Katsina has had two presidents. Katsina had a deputy military head of state. Niger state has had two heads of state. Katsina and Niger have been in the thick of things of national politics for ages. Yet, Katsina and Niger, are still deemed so educationally backwards that their indigenes cannot be allowed to compete with indigenes of Edo state.

Take a state like Borno. The National Security Adviser, the Chief of Army Staff, the president's Chief of Staff, the EFCC chairman were all from Borno State during the Buhari administration. Borno occupies more positions than any other State in the security architecture of this third world country. Why should Borno State indigenes be allowed to get into the military and security services with lower scores than people from Delta State?

I looked at the list of students for the National Common Entrance Examinations from a few years ago; Zamfara literally didn't participate. If that list is reliable then almost everyone who applied from Zamfara would gain admission because the number that applied from Zamfara is less than the number that applied from every small school in Lagos.

Yet, tomorrow, from amongst that small number of largely unqualified Zamfara students that would be admitted, the federal character would step in and catapult them to the highest positions in the land. If we practiced such a decadent system in our football or athletics we would be about the worst sporting nation in the world. So why do we practice it in politics, 60 years after trying to weave a nation?
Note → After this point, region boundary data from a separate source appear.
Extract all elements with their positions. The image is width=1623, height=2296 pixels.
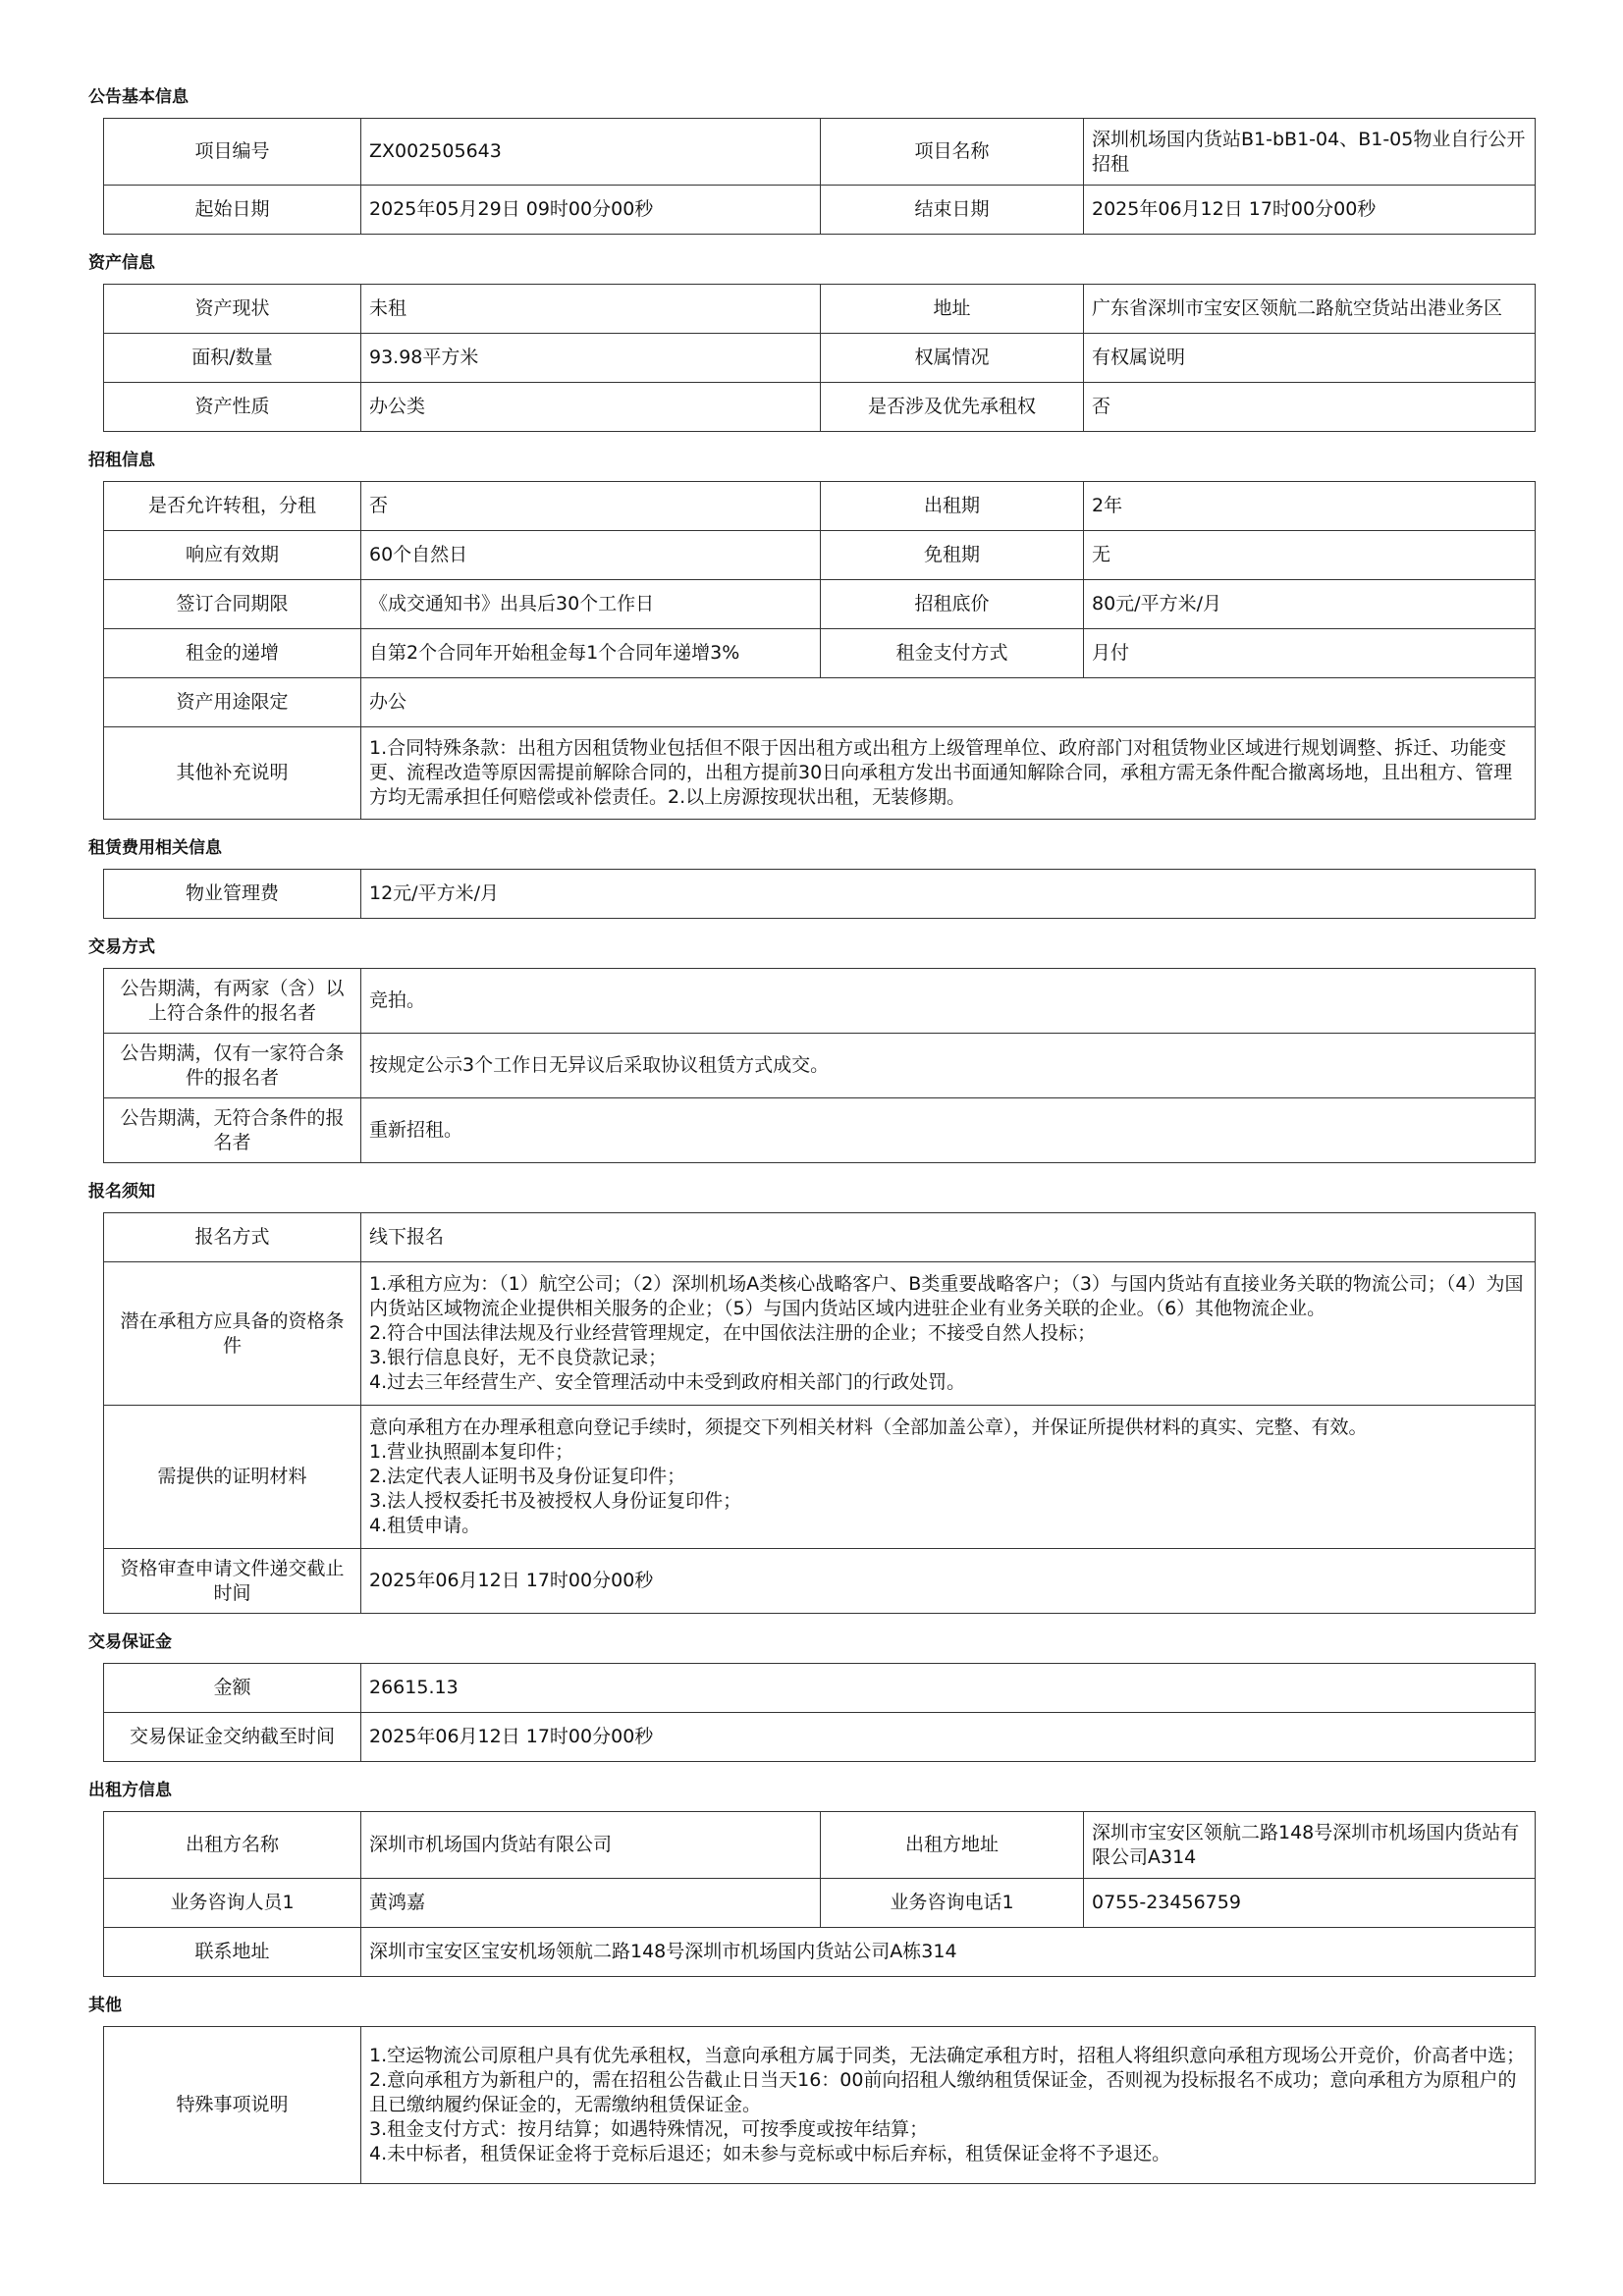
section-deposit: [88, 1631, 1535, 1762]
payment-label: 租金支付方式: [821, 629, 1084, 678]
qualification-label: 潜在承租方应具备的资格条件: [104, 1262, 361, 1406]
section-trade-method: [88, 936, 1535, 1163]
rights-label: 权属情况: [821, 334, 1084, 383]
table-row: [104, 2027, 1536, 2184]
nature-value: 办公类: [361, 383, 821, 432]
contact-person-value: 黄鸿嘉: [361, 1879, 821, 1928]
valid-value: 60个自然日: [361, 531, 821, 580]
sign-value: 《成交通知书》出具后30个工作日: [361, 580, 821, 629]
multi-bidders-label: 公告期满，有两家（含）以上符合条件的报名者: [104, 969, 361, 1034]
lease-info-table: [103, 481, 1536, 820]
contact-phone-label: 业务咨询电话1: [821, 1879, 1084, 1928]
usage-label: 资产用途限定: [104, 678, 361, 727]
documents-line: 3.法人授权委托书及被授权人身份证复印件；: [369, 1490, 742, 1512]
section-other: [88, 1995, 1535, 2184]
single-bidder-label: 公告期满，仅有一家符合条件的报名者: [104, 1034, 361, 1098]
deposit-table: [103, 1663, 1536, 1762]
free-value: 无: [1084, 531, 1536, 580]
section-title: 公告基本信息: [88, 87, 189, 107]
section-signup: [88, 1181, 1535, 1614]
section-title: 租赁费用相关信息: [88, 838, 222, 858]
deposit-due-value: 2025年06月12日 17时00分00秒: [361, 1713, 1536, 1762]
base-price-label: 招租底价: [821, 580, 1084, 629]
table-row: [104, 1713, 1536, 1762]
project-name-label: 项目名称: [821, 119, 1084, 186]
section-title: 交易保证金: [88, 1632, 172, 1652]
address-label: 地址: [821, 285, 1084, 334]
table-row: [104, 727, 1536, 820]
table-row: [104, 870, 1536, 919]
base-price-value: 80元/平方米/月: [1084, 580, 1536, 629]
sublet-label: 是否允许转租，分租: [104, 482, 361, 531]
table-row: [104, 383, 1536, 432]
end-date-value: 2025年06月12日 17时00分00秒: [1084, 186, 1536, 235]
no-bidder-value: 重新招租。: [361, 1098, 1536, 1163]
documents-line: 4.租赁申请。: [369, 1515, 481, 1536]
start-date-value: 2025年05月29日 09时00分00秒: [361, 186, 821, 235]
deposit-due-label: 交易保证金交纳截至时间: [104, 1713, 361, 1762]
contact-address-value: 深圳市宝安区宝安机场领航二路148号深圳市机场国内货站公司A栋314: [361, 1928, 1536, 1977]
qualification-line: 2.符合中国法律法规及行业经营管理规定，在中国依法注册的企业；不接受自然人投标；: [369, 1322, 1097, 1344]
section-title: 出租方信息: [88, 1781, 172, 1800]
special-notes-line: 2.意向承租方为新租户的，需在招租公告截止日当天16：00前向招租人缴纳租赁保证金，否则视为投标报名不成功；意向承租方为原租户的且已缴纳履约保证金的，无需缴纳租赁保证金。: [369, 2069, 1517, 2115]
other-notes-label: 其他补充说明: [104, 727, 361, 820]
special-notes-label: 特殊事项说明: [104, 2027, 361, 2184]
special-notes-line: 4.未中标者，租赁保证金将于竞标后退还；如未参与竞标或中标后弃标，租赁保证金将不予退还。: [369, 2143, 1171, 2164]
payment-value: 月付: [1084, 629, 1536, 678]
lessor-address-label: 出租方地址: [821, 1812, 1084, 1879]
increase-label: 租金的递增: [104, 629, 361, 678]
term-value: 2年: [1084, 482, 1536, 531]
asset-status-label: 资产现状: [104, 285, 361, 334]
section-asset-info: [88, 252, 1535, 432]
section-fees: [88, 837, 1535, 919]
table-row: [104, 1928, 1536, 1977]
table-row: [104, 1262, 1536, 1406]
multi-bidders-value: 竞拍。: [361, 969, 1536, 1034]
qualification-line: 1.承租方应为：（1）航空公司；（2）深圳机场A类核心战略客户、B类重要战略客户；（3）与国内货站有直接业务关联的物流公司；（4）为国内货站区域物流企业提供相关服务的企业；（5）与国内货站区域内进驻企业有业务关联的企业。（6）其他物流企业。: [369, 1273, 1524, 1319]
end-date-label: 结束日期: [821, 186, 1084, 235]
lessor-table: [103, 1811, 1536, 1977]
sign-label: 签订合同期限: [104, 580, 361, 629]
lessor-name-label: 出租方名称: [104, 1812, 361, 1879]
table-row: [104, 969, 1536, 1034]
qualification-line: 3.银行信息良好，无不良贷款记录；: [369, 1347, 668, 1368]
asset-info-table: [103, 284, 1536, 432]
table-row: [104, 1879, 1536, 1928]
table-row: [104, 1098, 1536, 1163]
table-row: [104, 1549, 1536, 1614]
trade-method-table: [103, 968, 1536, 1163]
section-title: 交易方式: [88, 937, 155, 957]
signup-method-label: 报名方式: [104, 1213, 361, 1262]
lessor-name-value: 深圳市机场国内货站有限公司: [361, 1812, 821, 1879]
increase-value: 自第2个合同年开始租金每1个合同年递增3%: [361, 629, 821, 678]
mgmt-fee-label: 物业管理费: [104, 870, 361, 919]
project-name-value: 深圳机场国内货站B1-bB1-04、B1-05物业自行公开招租: [1084, 119, 1536, 186]
deposit-amount-value: 26615.13: [361, 1664, 1536, 1713]
table-row: [104, 580, 1536, 629]
table-row: [104, 482, 1536, 531]
qualification-value: [361, 1262, 1536, 1406]
table-row: [104, 334, 1536, 383]
table-row: [104, 1406, 1536, 1549]
contact-person-label: 业务咨询人员1: [104, 1879, 361, 1928]
project-no-value: ZX002505643: [361, 119, 821, 186]
rights-value: 有权属说明: [1084, 334, 1536, 383]
documents-line: 意向承租方在办理承租意向登记手续时，须提交下列相关材料（全部加盖公章），并保证所提供材料的真实、完整、有效。: [369, 1416, 1368, 1438]
table-row: [104, 531, 1536, 580]
table-row: [104, 1812, 1536, 1879]
area-label: 面积/数量: [104, 334, 361, 383]
qualification-line: 4.过去三年经营生产、安全管理活动中未受到政府相关部门的行政处罚。: [369, 1371, 966, 1393]
sublet-value: 否: [361, 482, 821, 531]
table-row: [104, 186, 1536, 235]
review-deadline-value: 2025年06月12日 17时00分00秒: [361, 1549, 1536, 1614]
table-row: [104, 1213, 1536, 1262]
documents-line: 1.营业执照副本复印件；: [369, 1441, 574, 1463]
signup-table: [103, 1212, 1536, 1614]
mgmt-fee-value: 12元/平方米/月: [361, 870, 1536, 919]
address-value: 广东省深圳市宝安区领航二路航空货站出港业务区: [1084, 285, 1536, 334]
section-title: 招租信息: [88, 451, 155, 470]
project-no-label: 项目编号: [104, 119, 361, 186]
priority-label: 是否涉及优先承租权: [821, 383, 1084, 432]
nature-label: 资产性质: [104, 383, 361, 432]
contact-phone-value: 0755-23456759: [1084, 1879, 1536, 1928]
single-bidder-value: 按规定公示3个工作日无异议后采取协议租赁方式成交。: [361, 1034, 1536, 1098]
section-title: 报名须知: [88, 1182, 155, 1201]
free-label: 免租期: [821, 531, 1084, 580]
usage-value: 办公: [361, 678, 1536, 727]
deposit-amount-label: 金额: [104, 1664, 361, 1713]
signup-method-value: 线下报名: [361, 1213, 1536, 1262]
special-notes-line: 1.空运物流公司原租户具有优先承租权，当意向承租方属于同类，无法确定承租方时，招租人将组织意向承租方现场公开竞价，价高者中选；: [369, 2045, 1526, 2066]
area-value: 93.98平方米: [361, 334, 821, 383]
table-row: [104, 285, 1536, 334]
start-date-label: 起始日期: [104, 186, 361, 235]
documents-value: [361, 1406, 1536, 1549]
table-row: [104, 119, 1536, 186]
documents-label: 需提供的证明材料: [104, 1406, 361, 1549]
section-lessor: [88, 1780, 1535, 1977]
lessor-address-value: 深圳市宝安区领航二路148号深圳市机场国内货站有限公司A314: [1084, 1812, 1536, 1879]
review-deadline-label: 资格审查申请文件递交截止时间: [104, 1549, 361, 1614]
table-row: [104, 1034, 1536, 1098]
table-row: [104, 1664, 1536, 1713]
document-page: [88, 86, 1535, 2202]
fees-table: [103, 869, 1536, 919]
valid-label: 响应有效期: [104, 531, 361, 580]
section-title: 资产信息: [88, 253, 155, 273]
special-notes-value: [361, 2027, 1536, 2184]
term-label: 出租期: [821, 482, 1084, 531]
section-basic-info: [88, 86, 1535, 235]
other-notes-value: 1.合同特殊条款：出租方因租赁物业包括但不限于因出租方或出租方上级管理单位、政府部门对租赁物业区域进行规划调整、拆迁、功能变更、流程改造等原因需提前解除合同的，出租方提前30日向承租方发出书面通知解除合同，承租方需无条件配合撤离场地，且出租方、管理方均无需承担任何赔偿或补偿责任。2.以上房源按现状出租，无装修期。: [361, 727, 1536, 820]
table-row: [104, 629, 1536, 678]
special-notes-line: 3.租金支付方式：按月结算；如遇特殊情况，可按季度或按年结算；: [369, 2118, 929, 2140]
asset-status-value: 未租: [361, 285, 821, 334]
documents-line: 2.法定代表人证明书及身份证复印件；: [369, 1466, 686, 1487]
section-lease-info: [88, 450, 1535, 820]
priority-value: 否: [1084, 383, 1536, 432]
no-bidder-label: 公告期满，无符合条件的报名者: [104, 1098, 361, 1163]
table-row: [104, 678, 1536, 727]
section-title: 其他: [88, 1996, 122, 2015]
contact-address-label: 联系地址: [104, 1928, 361, 1977]
other-table: [103, 2026, 1536, 2184]
basic-info-table: [103, 118, 1536, 235]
I have read the arguments that say politics is not football. They mean exclusion would cause discontent and instability. But nothing causes discontent and instability more than injustice. When we shout 'One Nigeria,' we must mean it. True 'One Nigeria" is a Nigeria where all citizens are equal; where neither state of origin, religion nor ethnicity confers any advantages or disadvantages.

The North is full of smart people. Polices that cast it in negative light must stop. The abolition of the quota system is long overdue.